Au micro de Radio Iziz, la radio chrétienne de Bethléem, Georges Musleih présente gaiement les chants de Noël qui s'enchaînent. Entre deux morceaux, il prêche la bonne parole: «En temps normal, nous n'avons le droit qu'à deux heures d'émissions religieuses par jour, car le prosélytisme chrétien est à peine toléré. Mais pour Noël, l'Autorité palestinienne se fait plus souple et nous permet de programmer à notre guise.»

L'amertume perce dans la voix de ce trentenaire, fervent chrétien. «Nous aspirons à davantage de liberté, mais les chrétiens sont devenus très minoritaires, en Palestine, et nous avons de plus en plus de mal à défendre notre identité.»
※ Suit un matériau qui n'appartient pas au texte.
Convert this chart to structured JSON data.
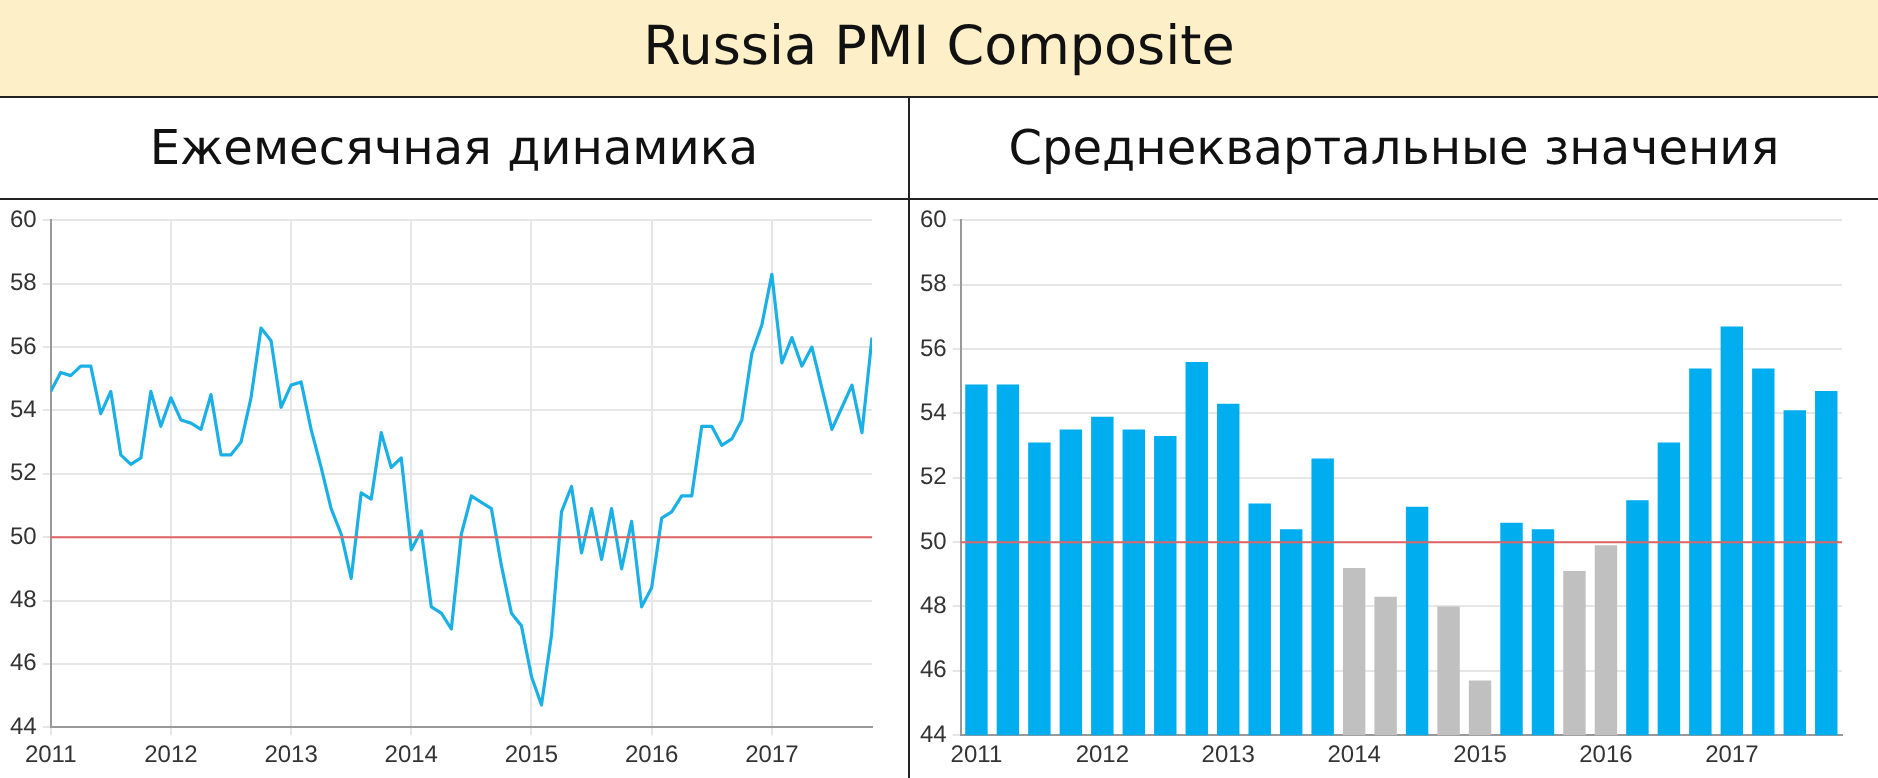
{
  "chart_data": [
    {
      "type": "line",
      "title": "Russia PMI Composite",
      "subtitle": "Ежемесячная динамика",
      "x": [
        "2011-01",
        "2011-02",
        "2011-03",
        "2011-04",
        "2011-05",
        "2011-06",
        "2011-07",
        "2011-08",
        "2011-09",
        "2011-10",
        "2011-11",
        "2011-12",
        "2012-01",
        "2012-02",
        "2012-03",
        "2012-04",
        "2012-05",
        "2012-06",
        "2012-07",
        "2012-08",
        "2012-09",
        "2012-10",
        "2012-11",
        "2012-12",
        "2013-01",
        "2013-02",
        "2013-03",
        "2013-04",
        "2013-05",
        "2013-06",
        "2013-07",
        "2013-08",
        "2013-09",
        "2013-10",
        "2013-11",
        "2013-12",
        "2014-01",
        "2014-02",
        "2014-03",
        "2014-04",
        "2014-05",
        "2014-06",
        "2014-07",
        "2014-08",
        "2014-09",
        "2014-10",
        "2014-11",
        "2014-12",
        "2015-01",
        "2015-02",
        "2015-03",
        "2015-04",
        "2015-05",
        "2015-06",
        "2015-07",
        "2015-08",
        "2015-09",
        "2015-10",
        "2015-11",
        "2015-12",
        "2016-01",
        "2016-02",
        "2016-03",
        "2016-04",
        "2016-05",
        "2016-06",
        "2016-07",
        "2016-08",
        "2016-09",
        "2016-10",
        "2016-11",
        "2016-12",
        "2017-01",
        "2017-02",
        "2017-03",
        "2017-04",
        "2017-05",
        "2017-06",
        "2017-07",
        "2017-08",
        "2017-09",
        "2017-10",
        "2017-11"
      ],
      "series": [
        {
          "color": "#1ab0e6",
          "values": [
            54.6,
            55.2,
            55.1,
            55.4,
            55.4,
            53.9,
            54.6,
            52.6,
            52.3,
            52.5,
            54.6,
            53.5,
            54.4,
            53.7,
            53.6,
            53.4,
            54.5,
            52.6,
            52.6,
            53.0,
            54.4,
            56.6,
            56.2,
            54.1,
            54.8,
            54.9,
            53.4,
            52.2,
            50.9,
            50.1,
            48.7,
            51.4,
            51.2,
            53.3,
            52.2,
            52.5,
            49.6,
            50.2,
            47.8,
            47.6,
            47.1,
            50.1,
            51.3,
            51.1,
            50.9,
            49.1,
            47.6,
            47.2,
            45.6,
            44.7,
            46.9,
            50.8,
            51.6,
            49.5,
            50.9,
            49.3,
            50.9,
            49.0,
            50.5,
            47.8,
            48.4,
            50.6,
            50.8,
            51.3,
            51.3,
            53.5,
            53.5,
            52.9,
            53.1,
            53.7,
            55.8,
            56.7,
            58.3,
            55.5,
            56.3,
            55.4,
            56.0,
            54.7,
            53.4,
            54.1,
            54.8,
            53.3,
            56.3
          ]
        }
      ],
      "xlim": [
        "2011-01",
        "2017-11"
      ],
      "xticks": [
        "2011",
        "2012",
        "2013",
        "2014",
        "2015",
        "2016",
        "2017"
      ],
      "ylim": [
        44,
        60
      ],
      "yticks": [
        44,
        46,
        48,
        50,
        52,
        54,
        56,
        58,
        60
      ],
      "grid": true,
      "marker": "none",
      "ref_lines": [
        {
          "axis": "y",
          "value": 50,
          "color": "#e06666"
        }
      ]
    },
    {
      "type": "bar",
      "subtitle": "Среднеквартальные значения",
      "categories": [
        "2011",
        null,
        null,
        null,
        "2012",
        null,
        null,
        null,
        "2013",
        null,
        null,
        null,
        "2014",
        null,
        null,
        null,
        "2015",
        null,
        null,
        null,
        "2016",
        null,
        null,
        null,
        "2017",
        null,
        null,
        null
      ],
      "values": [
        54.9,
        54.9,
        53.1,
        53.5,
        53.9,
        53.5,
        53.3,
        55.6,
        54.3,
        51.2,
        50.4,
        52.6,
        49.2,
        48.3,
        51.1,
        48.0,
        45.7,
        50.6,
        50.4,
        49.1,
        49.9,
        51.3,
        53.1,
        55.4,
        56.7,
        55.4,
        54.1,
        54.7
      ],
      "colors": [
        "#00aeef",
        "#00aeef",
        "#00aeef",
        "#00aeef",
        "#00aeef",
        "#00aeef",
        "#00aeef",
        "#00aeef",
        "#00aeef",
        "#00aeef",
        "#00aeef",
        "#00aeef",
        "#c0c0c0",
        "#c0c0c0",
        "#00aeef",
        "#c0c0c0",
        "#c0c0c0",
        "#00aeef",
        "#00aeef",
        "#c0c0c0",
        "#c0c0c0",
        "#00aeef",
        "#00aeef",
        "#00aeef",
        "#00aeef",
        "#00aeef",
        "#00aeef",
        "#00aeef"
      ],
      "ylim": [
        44,
        60
      ],
      "yticks": [
        44,
        46,
        48,
        50,
        52,
        54,
        56,
        58,
        60
      ],
      "grid": "y",
      "ref_lines": [
        {
          "axis": "y",
          "value": 50,
          "color": "#e06666"
        }
      ]
    }
  ]
}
Georges assiste, dépité, à la disparition progressive de la communauté chrétienne de Bethléem. Majoritaires il y a à peine 20 ans, les chrétiens représentent aujourd'hui à peine un cinquième de la population. Cette nouvelle donne démographique saute aux yeux: dans les rues de la ville, les chrétiennes, vêtues à l'occidentale, se perdent au milieu des musulmanes, toutes coiffées du foulard islamique. «Beit Sahour, le quartier où nous vivons, est le dernier qui soit encore majoritairement chrétien, mais chaque année des dizaines de familles s'en vont», déplore Georges.
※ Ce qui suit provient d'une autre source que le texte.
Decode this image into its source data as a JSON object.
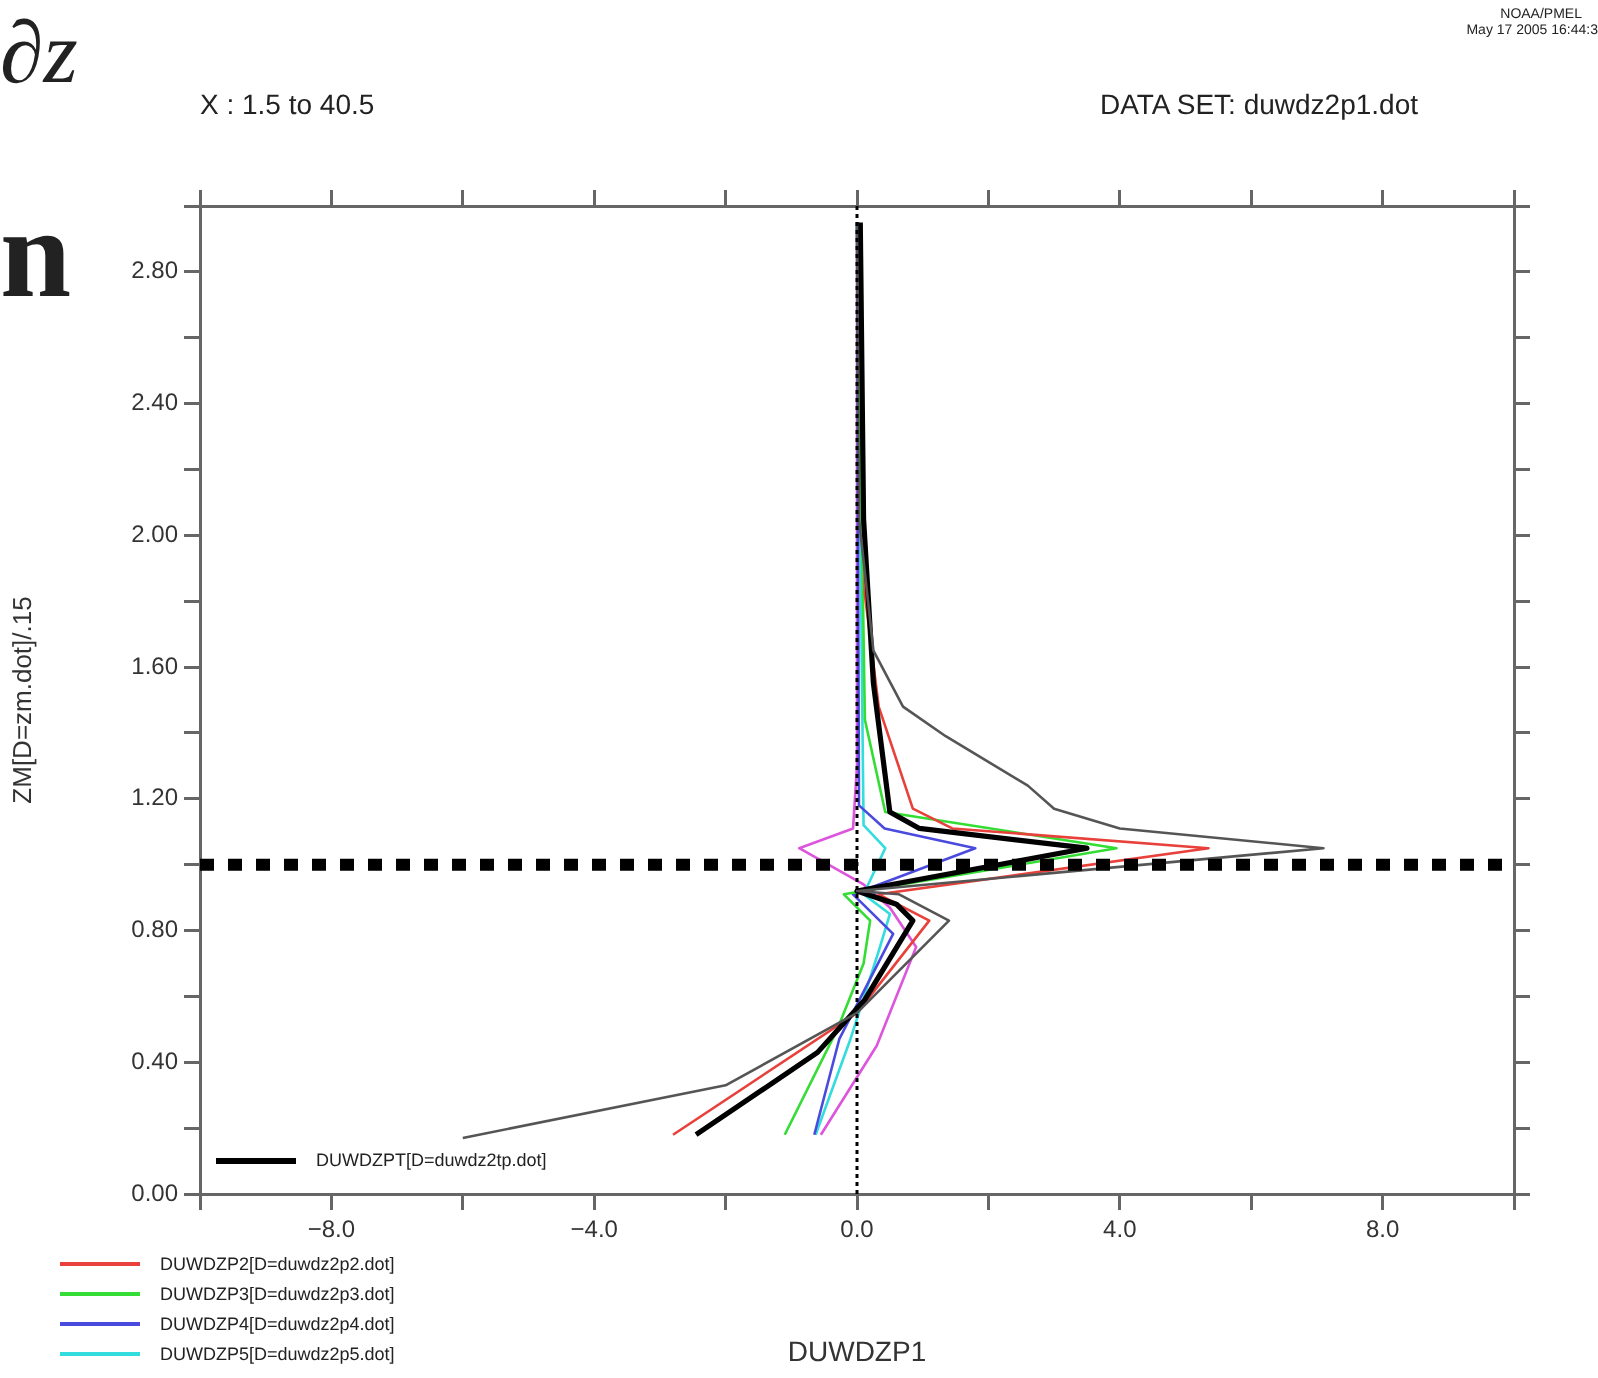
{
  "chart_data": {
    "type": "line",
    "xlabel": "DUWDZP1",
    "ylabel": "ZM[D=zm.dot]/.15",
    "annotations": [
      "∂z",
      "n",
      "X : 1.5 to 40.5",
      "DATA SET: duwdz2p1.dot",
      "NOAA/PMEL",
      "May 17 2005 16:44:3"
    ],
    "xlim": [
      -10,
      10
    ],
    "xticks": [
      {
        "value": -10,
        "label": null
      },
      {
        "value": -8,
        "label": "−8.0"
      },
      {
        "value": -6,
        "label": null
      },
      {
        "value": -4,
        "label": "−4.0"
      },
      {
        "value": -2,
        "label": null
      },
      {
        "value": 0,
        "label": "0.0"
      },
      {
        "value": 2,
        "label": null
      },
      {
        "value": 4,
        "label": "4.0"
      },
      {
        "value": 6,
        "label": null
      },
      {
        "value": 8,
        "label": "8.0"
      },
      {
        "value": 10,
        "label": null
      }
    ],
    "ylim": [
      0,
      3
    ],
    "yticks": [
      {
        "value": 0,
        "label": "0.00"
      },
      {
        "value": 0.2,
        "label": null
      },
      {
        "value": 0.4,
        "label": "0.40"
      },
      {
        "value": 0.6,
        "label": null
      },
      {
        "value": 0.8,
        "label": "0.80"
      },
      {
        "value": 1,
        "label": null
      },
      {
        "value": 1.2,
        "label": "1.20"
      },
      {
        "value": 1.4,
        "label": null
      },
      {
        "value": 1.6,
        "label": "1.60"
      },
      {
        "value": 1.8,
        "label": null
      },
      {
        "value": 2,
        "label": "2.00"
      },
      {
        "value": 2.2,
        "label": null
      },
      {
        "value": 2.4,
        "label": "2.40"
      },
      {
        "value": 2.6,
        "label": null
      },
      {
        "value": 2.8,
        "label": "2.80"
      },
      {
        "value": 3,
        "label": null
      }
    ],
    "grid": false,
    "legend": "bottom left",
    "marker": "none",
    "line_style": "solid",
    "ref_lines": [
      {
        "axis": "x",
        "value": 0,
        "color": "#000000",
        "line_style": "dotted"
      },
      {
        "axis": "y",
        "value": 1.0,
        "color": "#000000",
        "line_style": "dotted"
      }
    ],
    "series": [
      {
        "color": "#555555",
        "x": [
          -6.0,
          -2.0,
          0.0,
          1.4,
          0.64,
          0.0,
          7.1,
          4.0,
          3.0,
          2.6,
          1.35,
          0.7,
          0.25,
          0.03,
          0.0
        ],
        "values": [
          0.17,
          0.33,
          0.55,
          0.83,
          0.91,
          0.92,
          1.05,
          1.11,
          1.17,
          1.24,
          1.39,
          1.48,
          1.65,
          2.05,
          2.95
        ]
      },
      {
        "name": "DUWDZPT[D=duwdz2tp.dot]",
        "color": "#000000",
        "x": [
          -2.45,
          -0.6,
          0.12,
          0.85,
          0.6,
          0.0,
          3.5,
          0.95,
          0.5,
          0.25,
          0.1,
          0.05
        ],
        "values": [
          0.18,
          0.43,
          0.59,
          0.83,
          0.88,
          0.92,
          1.05,
          1.11,
          1.16,
          1.55,
          2.05,
          2.95
        ]
      },
      {
        "name": "DUWDZP2[D=duwdz2p2.dot]",
        "color": "#e8403a",
        "x": [
          -2.8,
          0.0,
          1.1,
          0.33,
          5.35,
          1.45,
          0.85,
          0.33,
          0.12,
          0.02
        ],
        "values": [
          0.18,
          0.55,
          0.83,
          0.91,
          1.05,
          1.11,
          1.17,
          1.48,
          1.82,
          2.95
        ]
      },
      {
        "name": "DUWDZP3[D=duwdz2p3.dot]",
        "color": "#33dd33",
        "x": [
          -1.1,
          -0.3,
          0.1,
          0.2,
          -0.2,
          3.95,
          0.43,
          0.12,
          0.0
        ],
        "values": [
          0.18,
          0.5,
          0.7,
          0.83,
          0.91,
          1.05,
          1.16,
          1.44,
          2.95
        ]
      },
      {
        "name": "DUWDZP4[D=duwdz2p4.dot]",
        "color": "#4a4adf",
        "x": [
          -0.65,
          -0.27,
          0.55,
          -0.06,
          1.8,
          0.42,
          0.03,
          0.0
        ],
        "values": [
          0.18,
          0.47,
          0.79,
          0.91,
          1.05,
          1.11,
          1.18,
          2.95
        ]
      },
      {
        "name": "DUWDZP5[D=duwdz2p5.dot]",
        "color": "#33dddd",
        "x": [
          -0.63,
          -0.1,
          0.35,
          0.5,
          0.1,
          0.43,
          0.1,
          0.0
        ],
        "values": [
          0.18,
          0.47,
          0.75,
          0.85,
          0.91,
          1.05,
          1.12,
          2.95
        ]
      },
      {
        "color": "#dd55dd",
        "x": [
          -0.55,
          0.3,
          0.9,
          0.5,
          0.1,
          -0.88,
          -0.06,
          0.0,
          0.0
        ],
        "values": [
          0.18,
          0.45,
          0.75,
          0.87,
          0.94,
          1.05,
          1.11,
          1.3,
          2.95
        ]
      }
    ]
  }
}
Malgré la relative amélioration de la situation économique et sécuritaire, l'exode des chrétiens palestiniens se poursuit inexorablement. Le taux de natalité des musulmans, bien supérieur à celui des chrétiens, a achevé de modifier en profondeur la sociologie de la ville de naissance du Christ. «Les chrétiens partent pour trois raisons, explique Jihanne, la femme de Georges. D'abord, parce qu'il n'y a pas assez de travail, ensuite parce qu'il devient de plus en plus difficile d'afficher sa foi chrétienne et, enfin, parce que nous vivons dans une grande prison cernée par le mur israélien. Cela fait des années que je n'ai pas pu aller à Jérusalem, qui se trouve pourtant à moins de 5 km d'ici... mais de l'autre côté du mur.»

Les touristes affluent

La morosité des chrétiens de Bethléem contraste avec la joie des milliers de touristes qui déferlent ici à longueur d'année. Venus de Russie, d'Afrique ou des Amériques, ils passent un à un l'étroite porte de l'église de la Nativité. Les autorités israéliennes et palestiniennes travaillent main dans la main pour garantir leur confort et leur sécurité. «Cette année, nous avons accueilli près de 1,5 million de visiteurs, 60% de plus qu'en 2009!» se félicite Ghassan Khatib, porte-parole du ministère du Tourisme palestinien.

«Dans 15 ans, l'église de la Nativité sera toujours là, et les touristes aussi. Mais les chrétiens de Bethléem, eux, auront disparu», se lamente Georges de son côté.